I want to say something to try to calm him down a bit but he puts his hand over my mouth. I don’t like that at all – I would bite his hand, but I don’t want to get ill. Callum is pushing me backwards with his hand on my mouth and with his other hand on my shoulder. I stumble backwards and fall over and I think I tear my skirt and I hurt my bottom. And now Callum is looming over me and he isn’t saying anything, which just makes it scarier. He has clenched his fists up really tightly and he’s breathing really noisily and there’s a little bit of spit at the corner of his mouth. And I kind of know that he’s not really going to kill me, but I still kind of think that he might.

I scuttle along the ground like a crab or something (only a crab that goes backwards and not sideways), and Callum follows me but quite slowly. His eyes look really mad. But I’m going faster than him so at least I’m getting a little bit further away from him. And I think I should get up and run away from him
and find a teacher but now I’ve scuttled backwards into somebody’s legs so I’ve stopped and fallen down onto my bottom again. I think at first that they must be Charley’s legs, but then I see that Charley is still over by the wall, trying to get his tennis ball out of a drain.

Then the girl from yesterday steps past me to stand between me and Callum.

‘Get out of my way!’ says Callum. He sounds a bit mad.

The girl just stands there, looking at him.

My bottom really hurts. Maybe I’ve broken my bottom bone. I try to look at my bottom to check but it’s too tricky. When I look up again I can see that the girl has stepped towards Callum and pulled back her hair from her face and Callum has gone white and his eyes are very wide open. I think probably this is because of how the girl’s face looks, because of what the complications and infection must have done to it, but I can only see the back of her head so I can’t be sure.
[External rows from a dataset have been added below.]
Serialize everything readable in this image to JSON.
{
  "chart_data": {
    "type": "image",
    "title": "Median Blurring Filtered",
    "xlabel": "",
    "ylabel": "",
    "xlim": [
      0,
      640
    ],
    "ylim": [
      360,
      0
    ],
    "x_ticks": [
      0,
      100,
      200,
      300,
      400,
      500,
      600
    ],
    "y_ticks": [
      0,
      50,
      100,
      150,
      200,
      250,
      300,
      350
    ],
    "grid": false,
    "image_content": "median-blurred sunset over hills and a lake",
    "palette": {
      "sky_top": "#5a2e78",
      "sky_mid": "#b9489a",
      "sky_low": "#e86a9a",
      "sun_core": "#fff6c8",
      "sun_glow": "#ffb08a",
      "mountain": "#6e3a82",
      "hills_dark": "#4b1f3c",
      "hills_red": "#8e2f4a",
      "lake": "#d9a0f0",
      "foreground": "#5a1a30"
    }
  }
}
Callum is crying now and his breathing has gone funny like he’s forgotten how it works. It’s like each breath in is much bigger than the next breath out and so he is inflating. And his face has gone very white and he is shaking. Charley is still over by the wall, but he is looking over at Callum now and he keeps taking one step toward him and then one step back again, over and over, and it looks like a funny little dance. And he
has the dirty yellow tennis ball in his hand and it looks like he’s squeezing it very tight.
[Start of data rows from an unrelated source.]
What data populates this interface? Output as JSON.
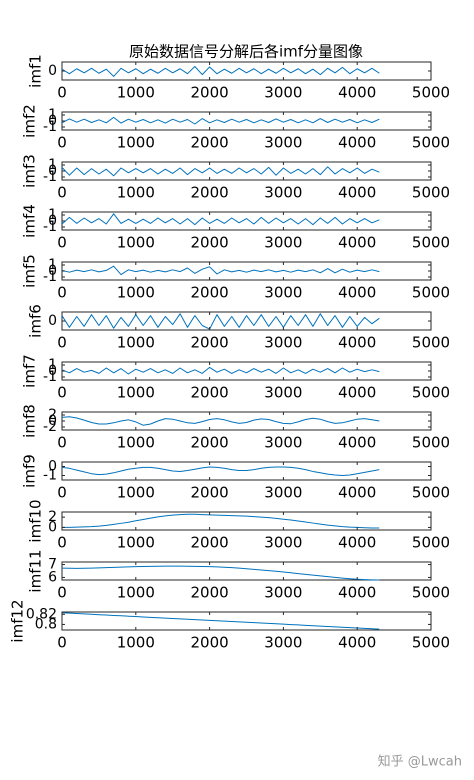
{
  "title": "原始数据信号分解后各imf分量图像",
  "watermark": "知乎 @Lwcah",
  "chart_data": [
    {
      "type": "line",
      "ylabel": "imf1",
      "color": "#0072bd",
      "xlim": [
        0,
        5000
      ],
      "xticks": [
        0,
        1000,
        2000,
        3000,
        4000,
        5000
      ],
      "ylim": [
        -1,
        1
      ],
      "yticks": [
        0
      ],
      "x": [
        0,
        100,
        200,
        300,
        400,
        500,
        600,
        700,
        800,
        900,
        1000,
        1100,
        1200,
        1300,
        1400,
        1500,
        1600,
        1700,
        1800,
        1900,
        2000,
        2100,
        2200,
        2300,
        2400,
        2500,
        2600,
        2700,
        2800,
        2900,
        3000,
        3100,
        3200,
        3300,
        3400,
        3500,
        3600,
        3700,
        3800,
        3900,
        4000,
        4100,
        4200,
        4300
      ],
      "values": [
        0.2,
        -0.3,
        0.25,
        -0.2,
        0.3,
        -0.25,
        0.2,
        -0.6,
        0.3,
        -0.2,
        0.25,
        -0.3,
        0.2,
        -0.25,
        0.3,
        -0.2,
        0.25,
        -0.3,
        0.5,
        -0.4,
        0.45,
        -0.3,
        0.2,
        -0.25,
        0.3,
        -0.2,
        0.25,
        -0.3,
        0.2,
        -0.25,
        0.3,
        -0.2,
        0.25,
        -0.3,
        0.2,
        -0.4,
        0.3,
        -0.2,
        0.4,
        -0.3,
        0.25,
        -0.2,
        0.3,
        -0.25
      ]
    },
    {
      "type": "line",
      "ylabel": "imf2",
      "color": "#0072bd",
      "xlim": [
        0,
        5000
      ],
      "xticks": [
        0,
        1000,
        2000,
        3000,
        4000,
        5000
      ],
      "ylim": [
        -1.5,
        1.5
      ],
      "yticks": [
        -1,
        0,
        1
      ],
      "x": [
        0,
        100,
        200,
        300,
        400,
        500,
        600,
        700,
        800,
        900,
        1000,
        1100,
        1200,
        1300,
        1400,
        1500,
        1600,
        1700,
        1800,
        1900,
        2000,
        2100,
        2200,
        2300,
        2400,
        2500,
        2600,
        2700,
        2800,
        2900,
        3000,
        3100,
        3200,
        3300,
        3400,
        3500,
        3600,
        3700,
        3800,
        3900,
        4000,
        4100,
        4200,
        4300
      ],
      "values": [
        -0.3,
        0.35,
        -0.2,
        0.3,
        -0.25,
        0.2,
        -0.3,
        0.6,
        -0.35,
        0.3,
        -0.2,
        0.25,
        -0.3,
        0.2,
        -0.35,
        0.3,
        -0.2,
        0.25,
        -0.5,
        0.4,
        -0.3,
        0.2,
        -0.25,
        0.3,
        -0.2,
        0.25,
        -0.3,
        0.2,
        -0.25,
        0.35,
        -0.2,
        0.25,
        -0.3,
        0.2,
        -0.3,
        0.4,
        -0.25,
        0.3,
        -0.2,
        0.25,
        -0.3,
        0.2,
        -0.25,
        0.3
      ]
    },
    {
      "type": "line",
      "ylabel": "imf3",
      "color": "#0072bd",
      "xlim": [
        0,
        5000
      ],
      "xticks": [
        0,
        1000,
        2000,
        3000,
        4000,
        5000
      ],
      "ylim": [
        -1.5,
        1.5
      ],
      "yticks": [
        -1,
        0,
        1
      ],
      "x": [
        0,
        100,
        200,
        300,
        400,
        500,
        600,
        700,
        800,
        900,
        1000,
        1100,
        1200,
        1300,
        1400,
        1500,
        1600,
        1700,
        1800,
        1900,
        2000,
        2100,
        2200,
        2300,
        2400,
        2500,
        2600,
        2700,
        2800,
        2900,
        3000,
        3100,
        3200,
        3300,
        3400,
        3500,
        3600,
        3700,
        3800,
        3900,
        4000,
        4100,
        4200,
        4300
      ],
      "values": [
        0.6,
        -0.7,
        0.5,
        -0.6,
        0.4,
        -0.5,
        0.3,
        -0.8,
        0.5,
        -0.3,
        0.4,
        -0.3,
        0.4,
        -0.5,
        0.3,
        -0.4,
        0.5,
        -0.6,
        0.4,
        -0.3,
        0.5,
        -0.4,
        0.3,
        -0.4,
        0.5,
        -0.3,
        0.4,
        -0.5,
        0.6,
        -0.7,
        0.5,
        -0.4,
        0.3,
        -0.5,
        0.4,
        -0.6,
        0.7,
        -0.5,
        0.4,
        -0.3,
        0.5,
        -0.4,
        0.3,
        -0.2
      ]
    },
    {
      "type": "line",
      "ylabel": "imf4",
      "color": "#0072bd",
      "xlim": [
        0,
        5000
      ],
      "xticks": [
        0,
        1000,
        2000,
        3000,
        4000,
        5000
      ],
      "ylim": [
        -1.5,
        1.5
      ],
      "yticks": [
        -1,
        0,
        1
      ],
      "x": [
        0,
        100,
        200,
        300,
        400,
        500,
        600,
        700,
        800,
        900,
        1000,
        1100,
        1200,
        1300,
        1400,
        1500,
        1600,
        1700,
        1800,
        1900,
        2000,
        2100,
        2200,
        2300,
        2400,
        2500,
        2600,
        2700,
        2800,
        2900,
        3000,
        3100,
        3200,
        3300,
        3400,
        3500,
        3600,
        3700,
        3800,
        3900,
        4000,
        4100,
        4200,
        4300
      ],
      "values": [
        -0.5,
        0.6,
        -0.4,
        0.5,
        -0.3,
        0.4,
        -0.5,
        1.2,
        -0.4,
        0.3,
        -0.4,
        0.3,
        -0.4,
        0.5,
        -0.3,
        0.4,
        -0.5,
        0.4,
        -0.6,
        0.5,
        -0.4,
        0.3,
        -0.4,
        0.5,
        -0.3,
        0.4,
        -0.5,
        0.6,
        -0.4,
        0.5,
        -0.3,
        0.4,
        -0.5,
        0.4,
        -0.6,
        0.5,
        -0.4,
        0.6,
        -0.5,
        0.4,
        -0.3,
        0.4,
        -0.3,
        0.2
      ]
    },
    {
      "type": "line",
      "ylabel": "imf5",
      "color": "#0072bd",
      "xlim": [
        0,
        5000
      ],
      "xticks": [
        0,
        1000,
        2000,
        3000,
        4000,
        5000
      ],
      "ylim": [
        -1.5,
        1.5
      ],
      "yticks": [
        -1,
        0,
        1
      ],
      "x": [
        0,
        100,
        200,
        300,
        400,
        500,
        600,
        700,
        800,
        900,
        1000,
        1100,
        1200,
        1300,
        1400,
        1500,
        1600,
        1700,
        1800,
        1900,
        2000,
        2100,
        2200,
        2300,
        2400,
        2500,
        2600,
        2700,
        2800,
        2900,
        3000,
        3100,
        3200,
        3300,
        3400,
        3500,
        3600,
        3700,
        3800,
        3900,
        4000,
        4100,
        4200,
        4300
      ],
      "values": [
        0.1,
        -0.2,
        0.15,
        -0.1,
        0.2,
        -0.15,
        0.1,
        0.8,
        -0.6,
        0.2,
        -0.1,
        0.15,
        -0.2,
        0.1,
        -0.15,
        0.2,
        -0.1,
        0.5,
        -0.4,
        0.3,
        0.7,
        -0.5,
        0.2,
        -0.15,
        0.1,
        -0.2,
        0.15,
        -0.1,
        0.2,
        -0.15,
        0.1,
        -0.2,
        0.15,
        -0.1,
        0.2,
        -0.3,
        0.4,
        -0.3,
        0.3,
        -0.2,
        0.15,
        -0.1,
        0.2,
        -0.1
      ]
    },
    {
      "type": "line",
      "ylabel": "imf6",
      "color": "#0072bd",
      "xlim": [
        0,
        5000
      ],
      "xticks": [
        0,
        1000,
        2000,
        3000,
        4000,
        5000
      ],
      "ylim": [
        -1,
        1
      ],
      "yticks": [
        0
      ],
      "x": [
        0,
        100,
        200,
        300,
        400,
        500,
        600,
        700,
        800,
        900,
        1000,
        1100,
        1200,
        1300,
        1400,
        1500,
        1600,
        1700,
        1800,
        1900,
        2000,
        2100,
        2200,
        2300,
        2400,
        2500,
        2600,
        2700,
        2800,
        2900,
        3000,
        3100,
        3200,
        3300,
        3400,
        3500,
        3600,
        3700,
        3800,
        3900,
        4000,
        4100,
        4200,
        4300
      ],
      "values": [
        0.6,
        -0.7,
        0.5,
        -0.6,
        0.7,
        -0.5,
        0.6,
        -0.8,
        0.4,
        -0.6,
        0.7,
        -0.5,
        0.6,
        -0.7,
        0.5,
        -0.4,
        0.8,
        -0.7,
        0.6,
        -0.5,
        -0.9,
        0.7,
        -0.6,
        0.5,
        -0.7,
        0.6,
        -0.5,
        0.7,
        -0.6,
        0.5,
        -0.7,
        0.6,
        -0.5,
        0.7,
        -0.6,
        0.8,
        -0.5,
        0.6,
        -0.7,
        0.5,
        -0.6,
        0.4,
        -0.3,
        0.3
      ]
    },
    {
      "type": "line",
      "ylabel": "imf7",
      "color": "#0072bd",
      "xlim": [
        0,
        5000
      ],
      "xticks": [
        0,
        1000,
        2000,
        3000,
        4000,
        5000
      ],
      "ylim": [
        -1.5,
        1.5
      ],
      "yticks": [
        -1,
        0,
        1
      ],
      "x": [
        0,
        100,
        200,
        300,
        400,
        500,
        600,
        700,
        800,
        900,
        1000,
        1100,
        1200,
        1300,
        1400,
        1500,
        1600,
        1700,
        1800,
        1900,
        2000,
        2100,
        2200,
        2300,
        2400,
        2500,
        2600,
        2700,
        2800,
        2900,
        3000,
        3100,
        3200,
        3300,
        3400,
        3500,
        3600,
        3700,
        3800,
        3900,
        4000,
        4100,
        4200,
        4300
      ],
      "values": [
        0.2,
        -0.3,
        0.4,
        -0.2,
        0.1,
        -0.4,
        0.5,
        -0.3,
        0.4,
        -0.5,
        0.3,
        -0.2,
        0.4,
        -0.3,
        0.2,
        -0.4,
        0.5,
        -0.3,
        0.2,
        -0.4,
        0.6,
        -0.2,
        0.3,
        -0.4,
        0.2,
        -0.3,
        0.4,
        -0.2,
        0.3,
        -0.4,
        0.5,
        -0.3,
        0.2,
        -0.4,
        0.3,
        -0.2,
        0.4,
        -0.3,
        0.5,
        -0.2,
        0.3,
        -0.1,
        0.2,
        -0.1
      ]
    },
    {
      "type": "line",
      "ylabel": "imf8",
      "color": "#0072bd",
      "xlim": [
        0,
        5000
      ],
      "xticks": [
        0,
        1000,
        2000,
        3000,
        4000,
        5000
      ],
      "ylim": [
        -3,
        3
      ],
      "yticks": [
        -2,
        0,
        2
      ],
      "x": [
        0,
        100,
        200,
        300,
        400,
        500,
        600,
        700,
        800,
        900,
        1000,
        1100,
        1200,
        1300,
        1400,
        1500,
        1600,
        1700,
        1800,
        1900,
        2000,
        2100,
        2200,
        2300,
        2400,
        2500,
        2600,
        2700,
        2800,
        2900,
        3000,
        3100,
        3200,
        3300,
        3400,
        3500,
        3600,
        3700,
        3800,
        3900,
        4000,
        4100,
        4200,
        4300
      ],
      "values": [
        1.2,
        1.4,
        1.0,
        0.3,
        -0.5,
        -1.0,
        -1.0,
        -0.6,
        0.0,
        0.4,
        -0.3,
        -1.4,
        -1.0,
        0.0,
        0.8,
        0.6,
        0.0,
        -0.6,
        -0.8,
        -0.2,
        0.5,
        0.8,
        0.4,
        -0.3,
        -0.8,
        -0.5,
        0.3,
        0.7,
        0.5,
        -0.2,
        -0.8,
        -0.9,
        -0.3,
        0.5,
        0.9,
        0.6,
        -0.2,
        -0.8,
        -0.6,
        0.0,
        0.6,
        0.8,
        0.4,
        0.0
      ]
    },
    {
      "type": "line",
      "ylabel": "imf9",
      "color": "#0072bd",
      "xlim": [
        0,
        5000
      ],
      "xticks": [
        0,
        1000,
        2000,
        3000,
        4000,
        5000
      ],
      "ylim": [
        -1.5,
        0.5
      ],
      "yticks": [
        -1,
        0
      ],
      "x": [
        0,
        100,
        200,
        300,
        400,
        500,
        600,
        700,
        800,
        900,
        1000,
        1100,
        1200,
        1300,
        1400,
        1500,
        1600,
        1700,
        1800,
        1900,
        2000,
        2100,
        2200,
        2300,
        2400,
        2500,
        2600,
        2700,
        2800,
        2900,
        3000,
        3100,
        3200,
        3300,
        3400,
        3500,
        3600,
        3700,
        3800,
        3900,
        4000,
        4100,
        4200,
        4300
      ],
      "values": [
        -0.1,
        -0.2,
        -0.4,
        -0.6,
        -0.8,
        -0.9,
        -0.85,
        -0.7,
        -0.5,
        -0.3,
        -0.2,
        -0.1,
        -0.1,
        -0.2,
        -0.35,
        -0.5,
        -0.55,
        -0.45,
        -0.3,
        -0.15,
        -0.05,
        -0.1,
        -0.2,
        -0.35,
        -0.45,
        -0.45,
        -0.35,
        -0.2,
        -0.1,
        -0.05,
        -0.05,
        -0.1,
        -0.2,
        -0.35,
        -0.55,
        -0.7,
        -0.85,
        -0.95,
        -1.0,
        -0.95,
        -0.8,
        -0.65,
        -0.5,
        -0.35
      ]
    },
    {
      "type": "line",
      "ylabel": "imf10",
      "color": "#0072bd",
      "xlim": [
        0,
        5000
      ],
      "xticks": [
        0,
        1000,
        2000,
        3000,
        4000,
        5000
      ],
      "ylim": [
        -0.5,
        3
      ],
      "yticks": [
        0,
        2
      ],
      "x": [
        0,
        100,
        200,
        300,
        400,
        500,
        600,
        700,
        800,
        900,
        1000,
        1100,
        1200,
        1300,
        1400,
        1500,
        1600,
        1700,
        1800,
        1900,
        2000,
        2100,
        2200,
        2300,
        2400,
        2500,
        2600,
        2700,
        2800,
        2900,
        3000,
        3100,
        3200,
        3300,
        3400,
        3500,
        3600,
        3700,
        3800,
        3900,
        4000,
        4100,
        4200,
        4300
      ],
      "values": [
        0.0,
        0.02,
        0.05,
        0.1,
        0.15,
        0.25,
        0.4,
        0.6,
        0.8,
        1.0,
        1.3,
        1.55,
        1.8,
        2.05,
        2.25,
        2.4,
        2.5,
        2.55,
        2.55,
        2.5,
        2.45,
        2.4,
        2.35,
        2.3,
        2.25,
        2.2,
        2.1,
        2.0,
        1.9,
        1.75,
        1.6,
        1.45,
        1.25,
        1.05,
        0.85,
        0.65,
        0.45,
        0.3,
        0.15,
        0.05,
        0.0,
        -0.05,
        -0.1,
        -0.1
      ]
    },
    {
      "type": "line",
      "ylabel": "imf11",
      "color": "#0072bd",
      "xlim": [
        0,
        5000
      ],
      "xticks": [
        0,
        1000,
        2000,
        3000,
        4000,
        5000
      ],
      "ylim": [
        5.8,
        7.2
      ],
      "yticks": [
        6,
        7
      ],
      "x": [
        0,
        100,
        200,
        300,
        400,
        500,
        600,
        700,
        800,
        900,
        1000,
        1100,
        1200,
        1300,
        1400,
        1500,
        1600,
        1700,
        1800,
        1900,
        2000,
        2100,
        2200,
        2300,
        2400,
        2500,
        2600,
        2700,
        2800,
        2900,
        3000,
        3100,
        3200,
        3300,
        3400,
        3500,
        3600,
        3700,
        3800,
        3900,
        4000,
        4100,
        4200,
        4300
      ],
      "values": [
        6.72,
        6.71,
        6.7,
        6.71,
        6.72,
        6.74,
        6.76,
        6.78,
        6.8,
        6.82,
        6.84,
        6.85,
        6.86,
        6.87,
        6.88,
        6.88,
        6.88,
        6.87,
        6.86,
        6.85,
        6.84,
        6.82,
        6.79,
        6.76,
        6.72,
        6.68,
        6.63,
        6.58,
        6.53,
        6.48,
        6.42,
        6.36,
        6.3,
        6.24,
        6.18,
        6.12,
        6.06,
        6.0,
        5.95,
        5.9,
        5.86,
        5.83,
        5.81,
        5.8
      ]
    },
    {
      "type": "line",
      "ylabel": "imf12",
      "color": "#0072bd",
      "xlim": [
        0,
        5000
      ],
      "xticks": [
        0,
        1000,
        2000,
        3000,
        4000,
        5000
      ],
      "ylim": [
        0.789,
        0.8245
      ],
      "yticks": [
        0.8,
        0.82
      ],
      "x": [
        0,
        100,
        200,
        300,
        400,
        500,
        600,
        700,
        800,
        900,
        1000,
        1100,
        1200,
        1300,
        1400,
        1500,
        1600,
        1700,
        1800,
        1900,
        2000,
        2100,
        2200,
        2300,
        2400,
        2500,
        2600,
        2700,
        2800,
        2900,
        3000,
        3100,
        3200,
        3300,
        3400,
        3500,
        3600,
        3700,
        3800,
        3900,
        4000,
        4100,
        4200,
        4300
      ],
      "values": [
        0.823,
        0.8222,
        0.8215,
        0.8207,
        0.82,
        0.8192,
        0.8185,
        0.8177,
        0.817,
        0.8162,
        0.8155,
        0.8147,
        0.814,
        0.8132,
        0.8125,
        0.8117,
        0.811,
        0.8102,
        0.8095,
        0.8087,
        0.808,
        0.8072,
        0.8065,
        0.8057,
        0.805,
        0.8042,
        0.8035,
        0.8027,
        0.802,
        0.8012,
        0.8005,
        0.7997,
        0.799,
        0.7982,
        0.7975,
        0.7967,
        0.796,
        0.7952,
        0.7945,
        0.7937,
        0.793,
        0.7922,
        0.7915,
        0.7907
      ]
    }
  ]
}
And now I think Callum has wet himself and I wonder if the puddle of wee he’s standing in will make the lights in his trainers stop working, but I don’t think it will. And then he falls down onto his bottom into the puddle of wee and he’s making funny wheezing noises and his face is all screwed up.

And I don’t think he’ll try to do revenge on me now.

The girl turns round and smiles at me and holds out her hand to help me up. She had already let go of her hair so her face is half covered up again now and I can’t see what Callum saw, and I think that is a shame because I think it would be interesting to see.